Speaker
Chad Dean Pelwan
(University of the Witwatersrand (ZA))
Description
In an attempt to understand the effects of ionizing radiation on various scintillation plastics, a number of studies are currently under way with a hope that favourable properties of scintillator plastics, such as high light output and fast decay time, can be optimized. In this investigation, MBTS irradiated plastics that were situated on the TileCal of the ATLAS detector at CERN were sent to the University of Witwatersrand where they were prepared for electron paramagnetic resonance (EPR) and nuclear magnetic resonance (NMR) analysis. EPR spectroscopy allows for the study of unpaired electrons and protons within these scintillators and offers a deeper insight into the organic or inorganic free radicals present.

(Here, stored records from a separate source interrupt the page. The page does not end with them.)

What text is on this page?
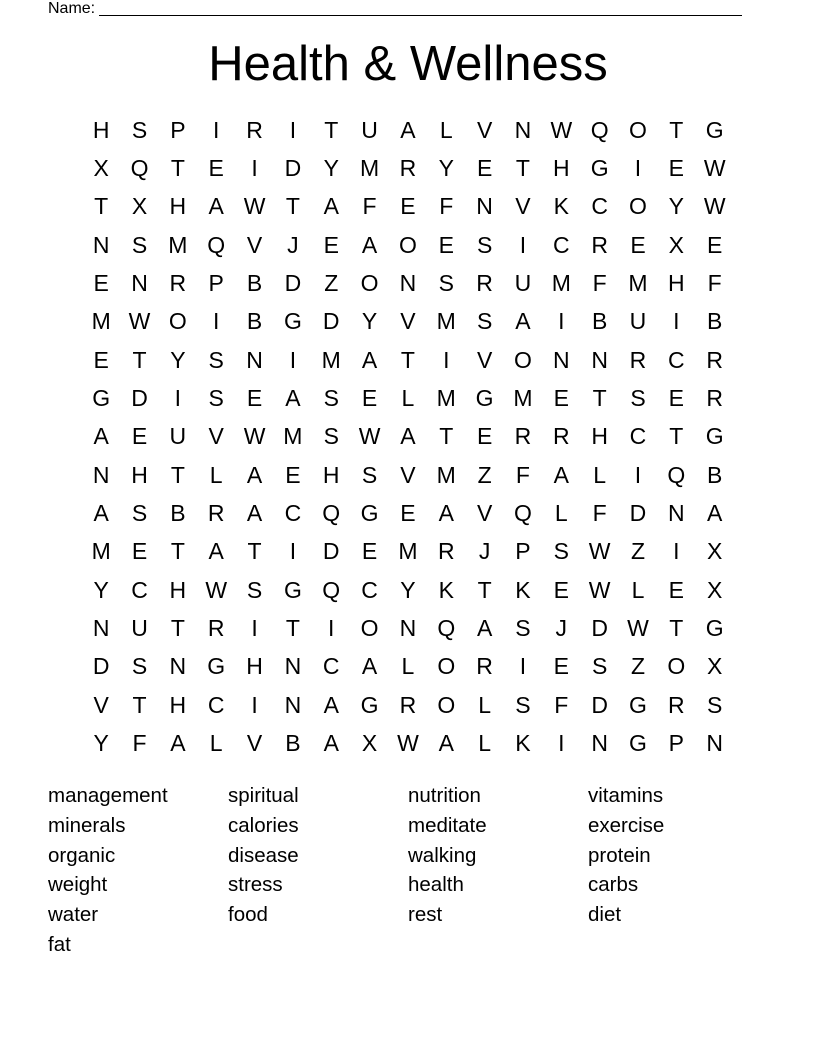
Name:
Health & Wellness
H S	P	I	R	I	T	U A	L	V N W Q O T G
X Q T	E	I	D Y M R Y	E	T	H G	I	E W
T	X H A W T	A	F	E	F	N V	K C O Y W
N S M Q V	J	E	A O E	S	I	C R E	X	E
E N R P	B D	Z O N S R U M F M H	F
M W O	I	B G D Y	V M S	A	I	B U	I	B
E	T	Y	S N	I	M A	T	I	V O N N R C R
G D	I	S	E	A	S	E	L M G M E	T	S	E R
A	E U V W M S W A	T	E R R H C	T G
N H	T	L	A	E H S	V M Z	F	A	L	I	Q B
A	S	B R A C Q G E	A	V Q	L	F	D N A
M E	T	A	T	I	D E M R	J	P	S W Z	I	X
Y C H W S G Q C Y	K	T	K	E W L	E	X
N U	T	R	I	T	I	O N Q A	S	J	D W T G
D S N G H N C A	L	O R	I	E	S	Z O X
V	T	H C	I	N A G R O	L	S	F	D G R S
Y	F	A	L	V	B	A	X W A	L	K	I	N G P N
management	spiritual	nutrition	vitamins
minerals	calories	meditate	exercise
organic	disease	walking	protein
weight	stress	health	carbs
water	food	rest	diet
fat
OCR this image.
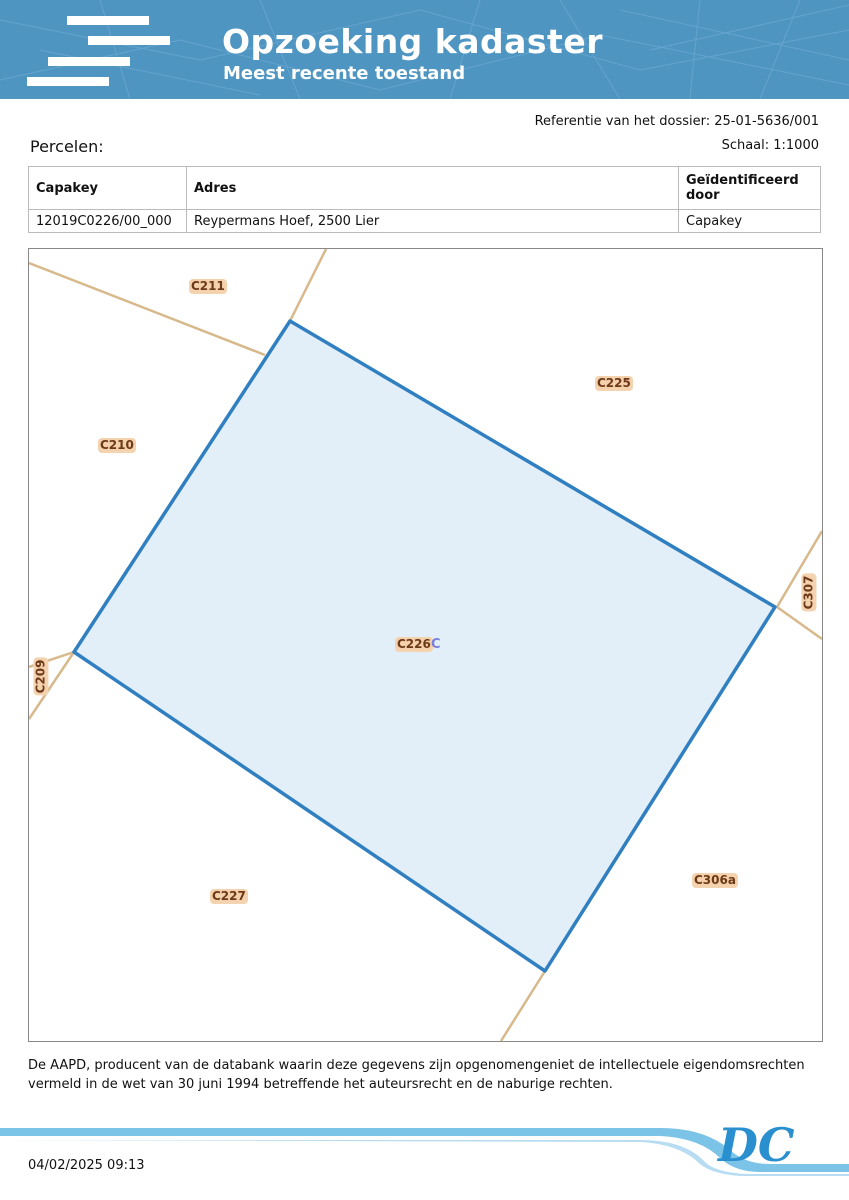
Opzoeking kadaster
Meest recente toestand
Referentie van het dossier: 25-01-5636/001
Percelen:	Schaal: 1:1000
Capakey	Adres	Geïdentificeerd door
12019C0226/00_000	Reypermans Hoef, 2500 Lier	Capakey
C211
C225
C210
C307
C209
C226 C
C227
C306a
De AAPD, producent van de databank waarin deze gegevens zijn opgenomengeniet de intellectuele eigendomsrechten vermeld in de wet van 30 juni 1994 betreffende het auteursrecht en de naburige rechten.
DC
04/02/2025 09:13
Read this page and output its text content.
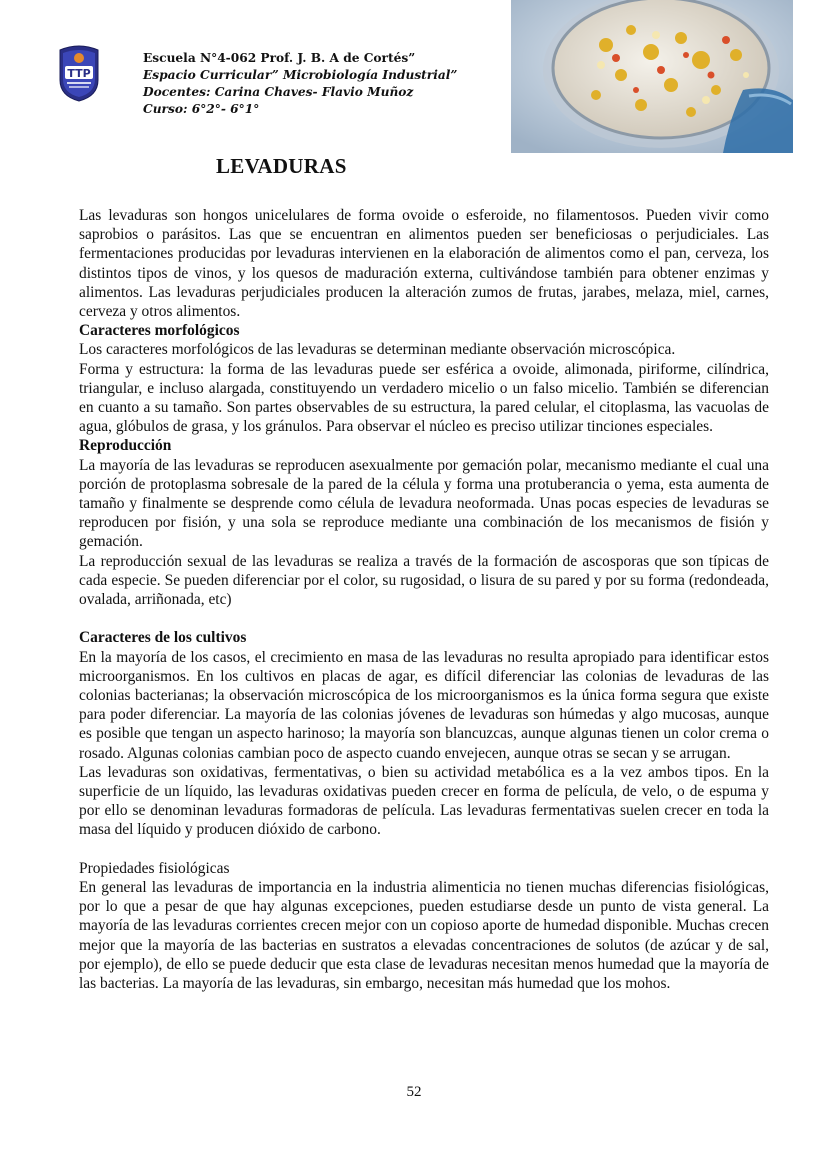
TTP
Escuela N°4-062 Prof. J. B. A de Cortés”
Espacio Curricular” Microbiología Industrial”
Docentes: Carina Chaves- Flavio Muñoz
Curso: 6°2°- 6°1°
LEVADURAS

Las levaduras son hongos unicelulares de forma ovoide o esferoide, no filamentosos. Pueden vivir como saprobios o parásitos. Las que se encuentran en alimentos pueden ser beneficiosas o perjudiciales. Las fermentaciones producidas por levaduras intervienen en la elaboración de alimentos como el pan, cerveza, los distintos tipos de vinos, y los quesos de maduración externa, cultivándose también para obtener enzimas y alimentos. Las levaduras perjudiciales producen la alteración zumos de frutas, jarabes, melaza, miel, carnes, cerveza y otros alimentos.

Caracteres morfológicos

Los caracteres morfológicos de las levaduras se determinan mediante observación microscópica.

Forma y estructura: la forma de las levaduras puede ser esférica a ovoide, alimonada, piriforme, cilíndrica, triangular, e incluso alargada, constituyendo un verdadero micelio o un falso micelio. También se diferencian en cuanto a su tamaño. Son partes observables de su estructura, la pared celular, el citoplasma, las vacuolas de agua, glóbulos de grasa, y los gránulos. Para observar el núcleo es preciso utilizar tinciones especiales.

Reproducción

La mayoría de las levaduras se reproducen asexualmente por gemación polar, mecanismo mediante el cual una porción de protoplasma sobresale de la pared de la célula y forma una protuberancia o yema, esta aumenta de tamaño y finalmente se desprende como célula de levadura neoformada. Unas pocas especies de levaduras se reproducen por fisión, y una sola se reproduce mediante una combinación de los mecanismos de fisión y gemación.

La reproducción sexual de las levaduras se realiza a través de la formación de ascosporas que son típicas de cada especie. Se pueden diferenciar por el color, su rugosidad, o lisura de su pared y por su forma (redondeada, ovalada, arriñonada, etc)

Caracteres de los cultivos

En la mayoría de los casos, el crecimiento en masa de las levaduras no resulta apropiado para identificar estos microorganismos. En los cultivos en placas de agar, es difícil diferenciar las colonias de levaduras de las colonias bacterianas; la observación microscópica de los microorganismos es la única forma segura que existe para poder diferenciar. La mayoría de las colonias jóvenes de levaduras son húmedas y algo mucosas, aunque es posible que tengan un aspecto harinoso; la mayoría son blancuzcas, aunque algunas tienen un color crema o rosado. Algunas colonias cambian poco de aspecto cuando envejecen, aunque otras se secan y se arrugan.

Las levaduras son oxidativas, fermentativas, o bien su actividad metabólica es a la vez ambos tipos. En la superficie de un líquido, las levaduras oxidativas pueden crecer en forma de película, de velo, o de espuma y por ello se denominan levaduras formadoras de película. Las levaduras fermentativas suelen crecer en toda la masa del líquido y producen dióxido de carbono.

Propiedades fisiológicas

En general las levaduras de importancia en la industria alimenticia no tienen muchas diferencias fisiológicas, por lo que a pesar de que hay algunas excepciones, pueden estudiarse desde un punto de vista general. La mayoría de las levaduras corrientes crecen mejor con un copioso aporte de humedad disponible. Muchas crecen mejor que la mayoría de las bacterias en sustratos a elevadas concentraciones de solutos (de azúcar y de sal, por ejemplo), de ello se puede deducir que esta clase de levaduras necesitan menos humedad que la mayoría de las bacterias. La mayoría de las levaduras, sin embargo, necesitan más humedad que los mohos.

52
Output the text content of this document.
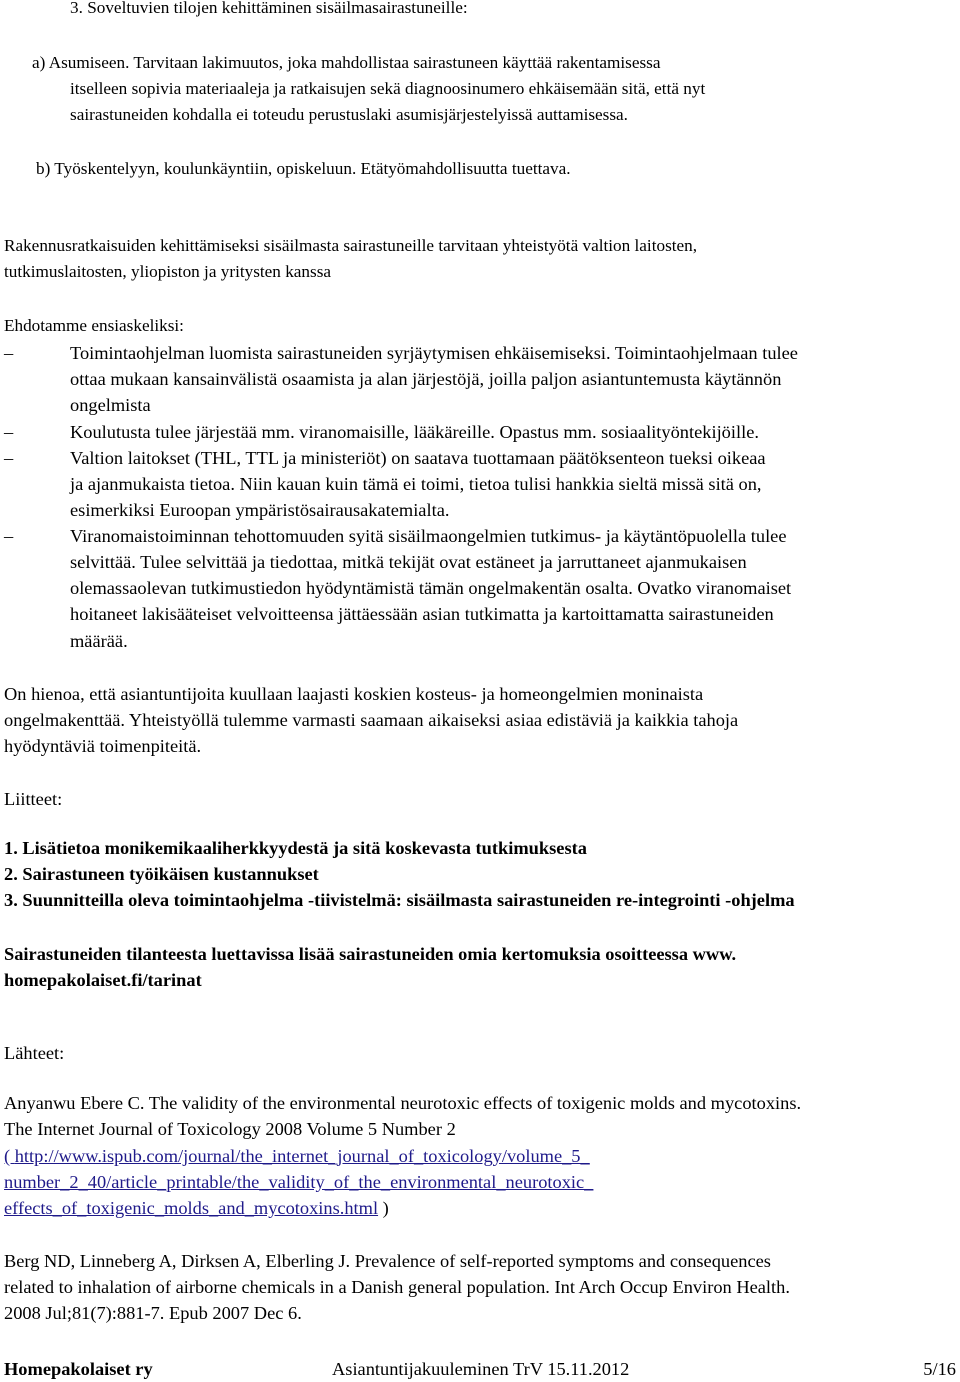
3. Soveltuvien tilojen kehittäminen sisäilmasairastuneille:
a) Asumiseen. Tarvitaan lakimuutos, joka mahdollistaa sairastuneen käyttää rakentamisessa
itselleen sopivia materiaaleja ja ratkaisujen sekä diagnoosinumero ehkäisemään sitä, että nyt
sairastuneiden kohdalla ei toteudu perustuslaki asumisjärjestelyissä auttamisessa.
b) Työskentelyyn, koulunkäyntiin, opiskeluun. Etätyömahdollisuutta tuettava.
Rakennusratkaisuiden kehittämiseksi sisäilmasta sairastuneille tarvitaan yhteistyötä valtion laitosten,
tutkimuslaitosten, yliopiston ja yritysten kanssa
Ehdotamme ensiaskeliksi:
–	Toimintaohjelman luomista sairastuneiden syrjäytymisen ehkäisemiseksi. Toimintaohjelmaan tulee
ottaa mukaan kansainvälistä osaamista ja alan järjestöjä, joilla paljon asiantuntemusta käytännön
ongelmista
–	Koulutusta tulee järjestää mm. viranomaisille, lääkäreille. Opastus mm. sosiaalityöntekijöille.
–	Valtion laitokset (THL, TTL ja ministeriöt) on saatava tuottamaan päätöksenteon tueksi oikeaa
ja ajanmukaista tietoa. Niin kauan kuin tämä ei toimi, tietoa tulisi hankkia sieltä missä sitä on,
esimerkiksi Euroopan ympäristösairausakatemialta.
–	Viranomaistoiminnan tehottomuuden syitä sisäilmaongelmien tutkimus- ja käytäntöpuolella tulee
selvittää. Tulee selvittää ja tiedottaa, mitkä tekijät ovat estäneet ja jarruttaneet ajanmukaisen
olemassaolevan tutkimustiedon hyödyntämistä tämän ongelmakentän osalta. Ovatko viranomaiset
hoitaneet lakisääteiset velvoitteensa jättäessään asian tutkimatta ja kartoittamatta sairastuneiden
määrää.
On hienoa, että asiantuntijoita kuullaan laajasti koskien kosteus- ja homeongelmien moninaista
ongelmakenttää. Yhteistyöllä tulemme varmasti saamaan aikaiseksi asiaa edistäviä ja kaikkia tahoja
hyödyntäviä toimenpiteitä.
Liitteet:
1. Lisätietoa monikemikaaliherkkyydestä ja sitä koskevasta tutkimuksesta
2. Sairastuneen työikäisen kustannukset
3. Suunnitteilla oleva toimintaohjelma -tiivistelmä: sisäilmasta sairastuneiden re-integrointi -ohjelma
Sairastuneiden tilanteesta luettavissa lisää sairastuneiden omia kertomuksia osoitteessa www.
homepakolaiset.fi/tarinat
Lähteet:
Anyanwu Ebere C. The validity of the environmental neurotoxic effects of toxigenic molds and mycotoxins.
The Internet Journal of Toxicology 2008 Volume 5 Number 2
( http://www.ispub.com/journal/the_internet_journal_of_toxicology/volume_5_
number_2_40/article_printable/the_validity_of_the_environmental_neurotoxic_
effects_of_toxigenic_molds_and_mycotoxins.html )
Berg ND, Linneberg A, Dirksen A, Elberling J. Prevalence of self-reported symptoms and consequences
related to inhalation of airborne chemicals in a Danish general population. Int Arch Occup Environ Health.
2008 Jul;81(7):881-7. Epub 2007 Dec 6.
Homepakolaiset ry	Asiantuntijakuuleminen TrV 15.11.2012	5/16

Furthermore, a computational approach will be taken using density functional theory (DFT) to isolate the optically active molecule and reproduce the EPR and NMR results seen. These techniques will used to validate the assumption that dangling bonds in the plastics were as a result of ionizing radiation damage caused in the testing phase. Three plastics, EJ200, EJ208, and EJ260 were used in this investigation as well as one Dubna scintillator plastic. These samples were irradiated at the iThemba Labs in Gauteng. The Dubna samples that were irradiated on the TileCal detector were compared to the un-irradiated samples as well as irradiated and un-irradiated Eljen samples. EPR experimental results show that damage to the plastics reduced the amount of paramagnetic centres seen and that new peaks form from new paramagnetic species formed due to irradiation and, over time, certain bonds would re-form within the plastics and further investigation is required to understand this effect.